Spinal muscular atrophy or SMA is a genetic disease that affects the nervous system. The disease affects that part of the nervous system that controls voluntary muscle movement. The muscles don’t receive signals from these nerve cells that are located near the spinal cord and as a result the muscles begin to waste away. The inactivity of the muscles causes them to become smaller and smaller and hence the word “atrophy”.
The age of the person decides the degree to which the motor functions are affected. The sooner the onset, the higher the effect on motor functions. Infants who display symptoms will typically have very low levels of functioning. This is Type 1. SMA in toddlers(intermediate), children(juvenile) or adults – type 2, 3, 4 respectively – will see higher levels of motor function.
SMA is generally caused by a mutation in the SMN1 gene – a deficiency of a motor neuron protein called survival of motor neuron (SMN). This protein is necessary for normal motor neuron function and its deficiency is the result of genetic flaws or mutations on chromosome 5. There are other forms of SMA (non-chromosome 5) that are rare and caused by mutations in genes other than SMN.
The main symptom of SMA is the weakness of proximal muscles – the ones closer to the center of the body. These are affected much more than the distal muscles. Proximal muscles include the shoulders, hips, thighs and upper back and the weakening of these can mean curving of the spine and even difficulty in swallowing and breathing.

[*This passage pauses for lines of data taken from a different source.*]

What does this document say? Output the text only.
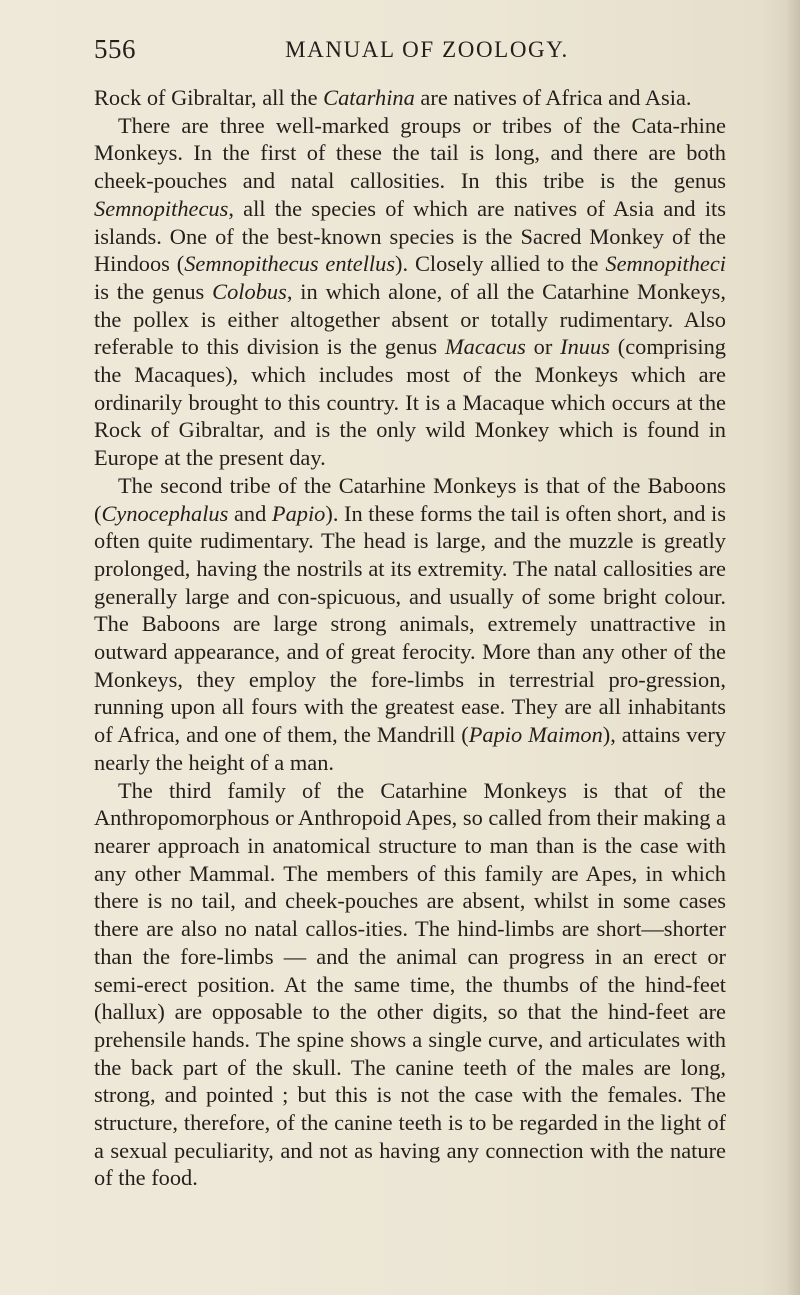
556	MANUAL OF ZOOLOGY.

Rock of Gibraltar, all the Catarhina are natives of Africa and Asia.

There are three well-marked groups or tribes of the Cata-rhine Monkeys. In the first of these the tail is long, and there are both cheek-pouches and natal callosities. In this tribe is the genus Semnopithecus, all the species of which are natives of Asia and its islands. One of the best-known species is the Sacred Monkey of the Hindoos (Semnopithecus entellus). Closely allied to the Semnopitheci is the genus Colobus, in which alone, of all the Catarhine Monkeys, the pollex is either altogether absent or totally rudimentary. Also referable to this division is the genus Macacus or Inuus (comprising the Macaques), which includes most of the Monkeys which are ordinarily brought to this country. It is a Macaque which occurs at the Rock of Gibraltar, and is the only wild Monkey which is found in Europe at the present day.

The second tribe of the Catarhine Monkeys is that of the Baboons (Cynocephalus and Papio). In these forms the tail is often short, and is often quite rudimentary. The head is large, and the muzzle is greatly prolonged, having the nostrils at its extremity. The natal callosities are generally large and con-spicuous, and usually of some bright colour. The Baboons are large strong animals, extremely unattractive in outward appearance, and of great ferocity. More than any other of the Monkeys, they employ the fore-limbs in terrestrial pro-gression, running upon all fours with the greatest ease. They are all inhabitants of Africa, and one of them, the Mandrill (Papio Maimon), attains very nearly the height of a man.

The third family of the Catarhine Monkeys is that of the Anthropomorphous or Anthropoid Apes, so called from their making a nearer approach in anatomical structure to man than is the case with any other Mammal. The members of this family are Apes, in which there is no tail, and cheek-pouches are absent, whilst in some cases there are also no natal callos-ities. The hind-limbs are short—shorter than the fore-limbs — and the animal can progress in an erect or semi-erect position. At the same time, the thumbs of the hind-feet (hallux) are opposable to the other digits, so that the hind-feet are prehensile hands. The spine shows a single curve, and articulates with the back part of the skull. The canine teeth of the males are long, strong, and pointed ; but this is not the case with the females. The structure, therefore, of the canine teeth is to be regarded in the light of a sexual peculiarity, and not as having any connection with the nature of the food.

Since SMA is a purely muscular disease, the person suffering from it has completely normal functioning of sensory, mental and emotional states.
Spinal muscular atrophy is inherited when both copies of the SMN1 gene in an individual have mutations. Generally, the parents of one who suffers from SMA each carry one copy of the mutated gene but they do not show signs or symptoms of the disease itself. Occasionally, a person who suffers from SMA will have inherited an SMN1 gene mutation from one parent and then acquires a new mutation in the other copy of the gene. This might occur during the formation of eggs or sperm or very early in embryonic development.